A user equipment uses a random access channel (RACH) to access a network in a state that the user equipment is not uplink synchronized with a base station. A signal having repetitive characteristic in a time domain is used in the random access channel, so that a receiver easily searches a start position of a transmission signal. In general, the repetitive characteristic is realized by repetitive transmission of a preamble.
A representative example of a sequence for realizing the preamble includes a CAZAC (Constant Amplitude Zero Auto Correlation) sequence. The CAZAC sequence is expressed by a Dirac-Delta function in case of auto-correlation and has a constant value in case of cross-correlation.

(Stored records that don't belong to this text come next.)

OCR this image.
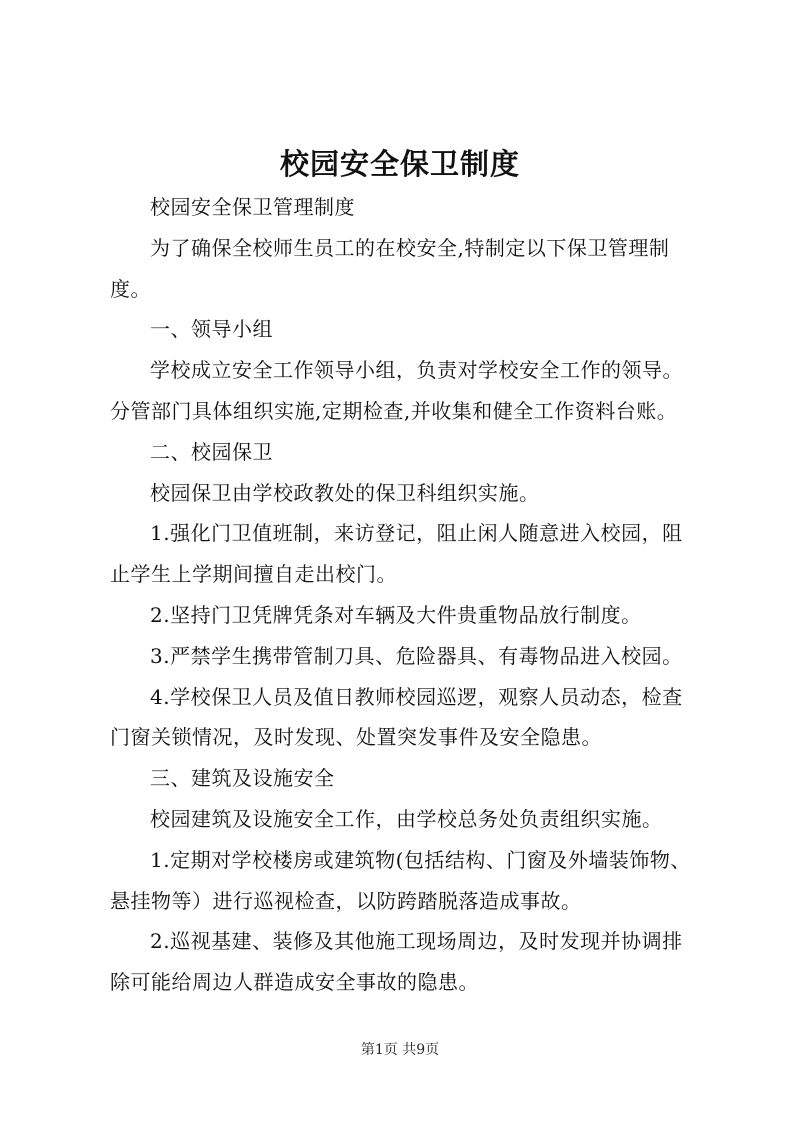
校园安全保卫制度
校园安全保卫管理制度
为了确保全校师生员工的在校安全,特制定以下保卫管理制
度。
一、领导小组
学校成立安全工作领导小组，负责对学校安全工作的领导。
分管部门具体组织实施,定期检查,并收集和健全工作资料台账。
二、校园保卫
校园保卫由学校政教处的保卫科组织实施。
1.强化门卫值班制，来访登记，阻止闲人随意进入校园，阻
止学生上学期间擅自走出校门。
2.坚持门卫凭牌凭条对车辆及大件贵重物品放行制度。
3.严禁学生携带管制刀具、危险器具、有毒物品进入校园。
4.学校保卫人员及值日教师校园巡逻，观察人员动态，检查
门窗关锁情况，及时发现、处置突发事件及安全隐患。
三、建筑及设施安全
校园建筑及设施安全工作，由学校总务处负责组织实施。
1.定期对学校楼房或建筑物(包括结构、门窗及外墙装饰物、
悬挂物等）进行巡视检查，以防跨踏脱落造成事故。
2.巡视基建、装修及其他施工现场周边，及时发现并协调排
除可能给周边人群造成安全事故的隐患。
第1页 共9页
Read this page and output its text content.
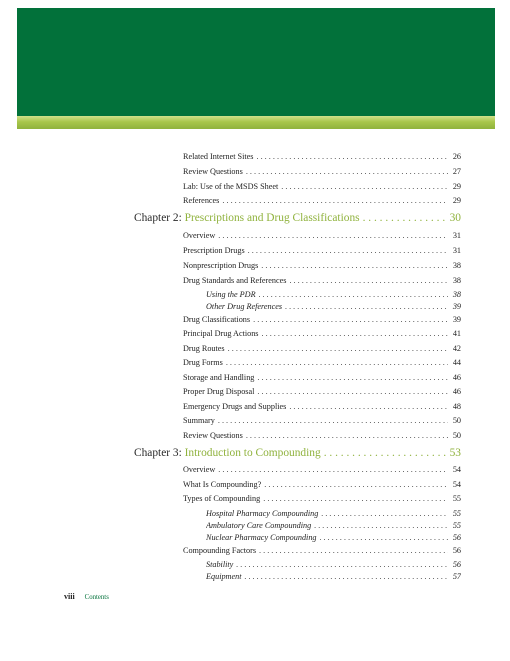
Related Internet Sites . . .	26
Review Questions . . .	27
Lab: Use of the MSDS Sheet . . .	29
References . . .	29
Chapter 2: Prescriptions and Drug Classifications . . .	30
Overview . . .	31
Prescription Drugs . . .	31
Nonprescription Drugs . . .	38
Drug Standards and References . . .	38
Using the PDR . . .	38
Other Drug References . . .	39
Drug Classifications . . .	39
Principal Drug Actions . . .	41
Drug Routes . . .	42
Drug Forms . . .	44
Storage and Handling . . .	46
Proper Drug Disposal . . .	46
Emergency Drugs and Supplies . . .	48
Summary . . .	50
Review Questions . . .	50
Chapter 3: Introduction to Compounding . . .	53
Overview . . .	54
What Is Compounding? . . .	54
Types of Compounding . . .	55
Hospital Pharmacy Compounding . . .	55
Ambulatory Care Compounding . . .	55
Nuclear Pharmacy Compounding . . .	56
Compounding Factors . . .	56
Stability . . .	56
Equipment . . .	57
viii Contents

In this respect, it has been estimated that the CAZAC sequence has excellent transmission characteristics. However, the CAZAC sequence has limitation in that maximum N−1 number of sequences can be used for a sequence having a length of N. For this reason, a method for increasing available bits of the sequence while maintaining the excellent transmission characteristics is required.
Meanwhile, there are provided various methods for transmitting data from a random access channel by using the CAZAC sequence. Of them, the first method is to directly interpret CAZAC sequence ID to message information. Assuming that data to be transmitted is a preamble, if a sufficient number of sequences that can be used as the preamble are provided, message passing can be performed with only CAZAC sequence ID without additional manipulation. However, since a method of transmitting additional information should be considered in an actual synchronized RACH, problems occur in that there is difficulty in realizing a sufficient number of CAZAC sequence sets, and the cost required for search of a receiver increases.
The second method is to simultaneously transmit CAZAC sequence and Walsh sequence by using a code division multiplexing (CUM) mode. In this case, CAZAC sequence ID is used as user equipment identification information, and the Walsh sequence transmitted in the CDM mode is interpreted as message information. FIG. 1 is a block schematic view illustrating a transmitter for realizing the second method. However, the second method has limitation in that even though the Walsh sequence is added to the CAZAC sequence, bits of message that can additionally be obtained are only log2N bits when the Walsh sequence has a length of N.
The third method is to transmit CAZAC sequence and Walsh sequence in such a way to mix the Walsh sequence with the CAZAC sequence. In this case, CAZAC sequence ID is used as user equipment identification information, and the Walsh sequence is interpreted as message information. FIG. 2 is a block diagram illustrating a data processing procedure at a transmitter for realizing the third method. However, according to the third method, since the Walsh sequence acts as noise in detection of the CAZAC sequence to cause difficulty in detecting sequence ID, there is limitation in that repetitive sequences should be transmitted to prevent the Walsh sequence from acting as noise in detection of the CAZAC sequence.
The fourth method is to either give orthogonality between blocks constituting a corresponding sequence by multiplying an exponential term by a CAZAC sequence or directly apply data modulation such as DPSK, DQPSK, D8PSK, etc. In this case, CAZAC sequence ID is used as user equipment identification information, and the modulated sequence is demodulated and then used as message information. FIG. 3A illustrates data modulation according to the former method of the fourth method, and FIG. 3B illustrates data modulation according to the latter method of the fourth.
Furthermore, the fifth method is to transmit CAZAC sequence by attaching a message part to the CAZAC sequence. FIG. 4A illustrates the case where a message (coded bit) is attached to the CAZAC sequence used as a preamble, and FIG. 4B illustrates the case where a message (coded bit) is attached to a sequence consisting of a predetermined number of blocks to which orthogonality is given.
However, the fourth method and the fifth method have a problem that they are susceptible to change of channel condition.